In clinical trials performed to date, this orally administered oteseconazole has been examined among women for both acute and recurrent vulvovaginal candidiasis (VVC) and among subjects with onychomycosis. In a randomized placebo-controlled, double-blind, dose-ranging study of women with recurrent VVC, women receiving any of 4 regimens of VT 1161 experienced significant reduction in recurrent VVC compared to placebo (Brand et al., 2018). The compound was very well tolerated, leading to a few early discontinuations during the study when administered on a weekly basis at doses ranging from 150 to 300 mg weekly. In a second phase 2 trial involving women with acute VVC, patients were randomized to receive 3 different regimens of VT-1161 compared to standard of care with a single dose fluconazole 150 mg (Brand et al., 2020). Approximately 80% of women receiving VT- 1161 experienced therapeutic cure, compared to 62.5% in the fluconazole group (differences were not statistically significant). At 3 and 6 months following completion of therapy, no participants in the VT-1161 groups versus 28.5 and 46.1% in the fluconazole groups, respectively, developed mycologically confirmed recurrence of vaginitis. There were no serious adverse events leading to discontinuation of study medication. To date, over 850 women have participated in clinical trials involving oteseconazole for VVC. There is a single phase 2 randomized double-blind, placebo-controlled study of VT 1161 for treatment of onychomycosis (Elewski et al., 2021). This study compared 1 of 4 dosing regimens of oral VT 1161 to placebo, each administered for 10 to 22 weeks. The active regimens included 300 mg or 600 mg VT- 1161 administered daily for 2 weeks, followed by weekly dosing with the randomized dose for either 10 or 22 weeks. A placebo arm was included. Cure rates in the placebo arm were 0%, compared to 32 to 42% in the VT 1161 treatment arms. Study drug was well-tolerated in this trial involving 259 patients.

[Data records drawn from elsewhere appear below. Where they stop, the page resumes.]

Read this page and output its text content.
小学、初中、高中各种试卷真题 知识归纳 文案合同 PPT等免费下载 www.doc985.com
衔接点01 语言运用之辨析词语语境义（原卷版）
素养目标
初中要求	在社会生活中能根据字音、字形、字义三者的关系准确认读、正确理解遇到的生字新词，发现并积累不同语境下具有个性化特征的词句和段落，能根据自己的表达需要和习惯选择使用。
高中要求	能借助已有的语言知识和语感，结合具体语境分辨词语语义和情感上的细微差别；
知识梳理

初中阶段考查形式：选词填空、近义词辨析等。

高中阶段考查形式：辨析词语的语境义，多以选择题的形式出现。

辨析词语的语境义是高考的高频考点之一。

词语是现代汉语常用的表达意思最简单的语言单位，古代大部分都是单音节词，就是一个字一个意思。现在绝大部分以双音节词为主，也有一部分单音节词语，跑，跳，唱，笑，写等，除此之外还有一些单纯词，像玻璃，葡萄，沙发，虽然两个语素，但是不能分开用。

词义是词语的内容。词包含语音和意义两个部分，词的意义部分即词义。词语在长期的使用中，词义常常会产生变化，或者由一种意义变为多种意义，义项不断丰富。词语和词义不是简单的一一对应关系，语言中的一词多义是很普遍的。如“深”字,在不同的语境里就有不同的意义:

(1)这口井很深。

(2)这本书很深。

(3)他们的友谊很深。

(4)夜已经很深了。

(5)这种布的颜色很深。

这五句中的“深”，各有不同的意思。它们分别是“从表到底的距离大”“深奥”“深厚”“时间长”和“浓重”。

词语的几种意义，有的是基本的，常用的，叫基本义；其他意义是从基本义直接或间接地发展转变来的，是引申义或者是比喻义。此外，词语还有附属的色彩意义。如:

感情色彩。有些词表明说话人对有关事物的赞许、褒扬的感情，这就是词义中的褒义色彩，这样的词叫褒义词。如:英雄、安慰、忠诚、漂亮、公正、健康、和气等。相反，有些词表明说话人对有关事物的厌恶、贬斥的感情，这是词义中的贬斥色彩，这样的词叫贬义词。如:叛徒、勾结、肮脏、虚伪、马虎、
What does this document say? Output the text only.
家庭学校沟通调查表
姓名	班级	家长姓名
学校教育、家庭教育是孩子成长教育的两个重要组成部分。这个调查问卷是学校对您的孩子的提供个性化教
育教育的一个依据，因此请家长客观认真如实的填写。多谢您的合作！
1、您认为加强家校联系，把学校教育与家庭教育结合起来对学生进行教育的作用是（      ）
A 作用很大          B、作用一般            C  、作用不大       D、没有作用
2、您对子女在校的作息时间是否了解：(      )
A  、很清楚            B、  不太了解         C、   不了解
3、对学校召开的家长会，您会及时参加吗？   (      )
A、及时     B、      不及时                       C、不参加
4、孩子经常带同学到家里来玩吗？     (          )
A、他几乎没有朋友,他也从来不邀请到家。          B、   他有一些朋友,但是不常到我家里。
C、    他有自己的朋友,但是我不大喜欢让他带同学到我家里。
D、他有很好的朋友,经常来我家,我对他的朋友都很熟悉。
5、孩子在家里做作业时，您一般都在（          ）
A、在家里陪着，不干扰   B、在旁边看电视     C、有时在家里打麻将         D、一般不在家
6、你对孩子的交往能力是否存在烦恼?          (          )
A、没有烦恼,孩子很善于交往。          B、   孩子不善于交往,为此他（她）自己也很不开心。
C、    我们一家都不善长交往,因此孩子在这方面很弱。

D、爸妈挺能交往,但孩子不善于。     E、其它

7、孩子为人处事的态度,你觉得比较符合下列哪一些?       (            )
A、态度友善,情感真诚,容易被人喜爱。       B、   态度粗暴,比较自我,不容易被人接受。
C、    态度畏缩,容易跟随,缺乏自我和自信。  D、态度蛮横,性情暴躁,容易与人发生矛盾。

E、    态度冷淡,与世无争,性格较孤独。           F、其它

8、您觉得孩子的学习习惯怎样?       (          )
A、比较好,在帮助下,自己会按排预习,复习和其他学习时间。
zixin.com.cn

As an agent that is only available in an oral formulation, it remains unclear whether oteseconazole will have a role in the treatment of more serious invasive fungal infections such as candidemia and invasive candidiasis. At present there are no studies underway to examine this compound in these clinical settings. Nonetheless, the potential for a systemically administered tetrazole compound with significantly less potential for drug-drug interactions and direct toxicity is very appealing, and it could represent a significant step forward for the azole class of drugs. Oteseconazole is currently under FDA consideration for approval as an agent for the treatment of recurrent VVC.
Encochleated Amphotericin B (Matinas, MAT2203)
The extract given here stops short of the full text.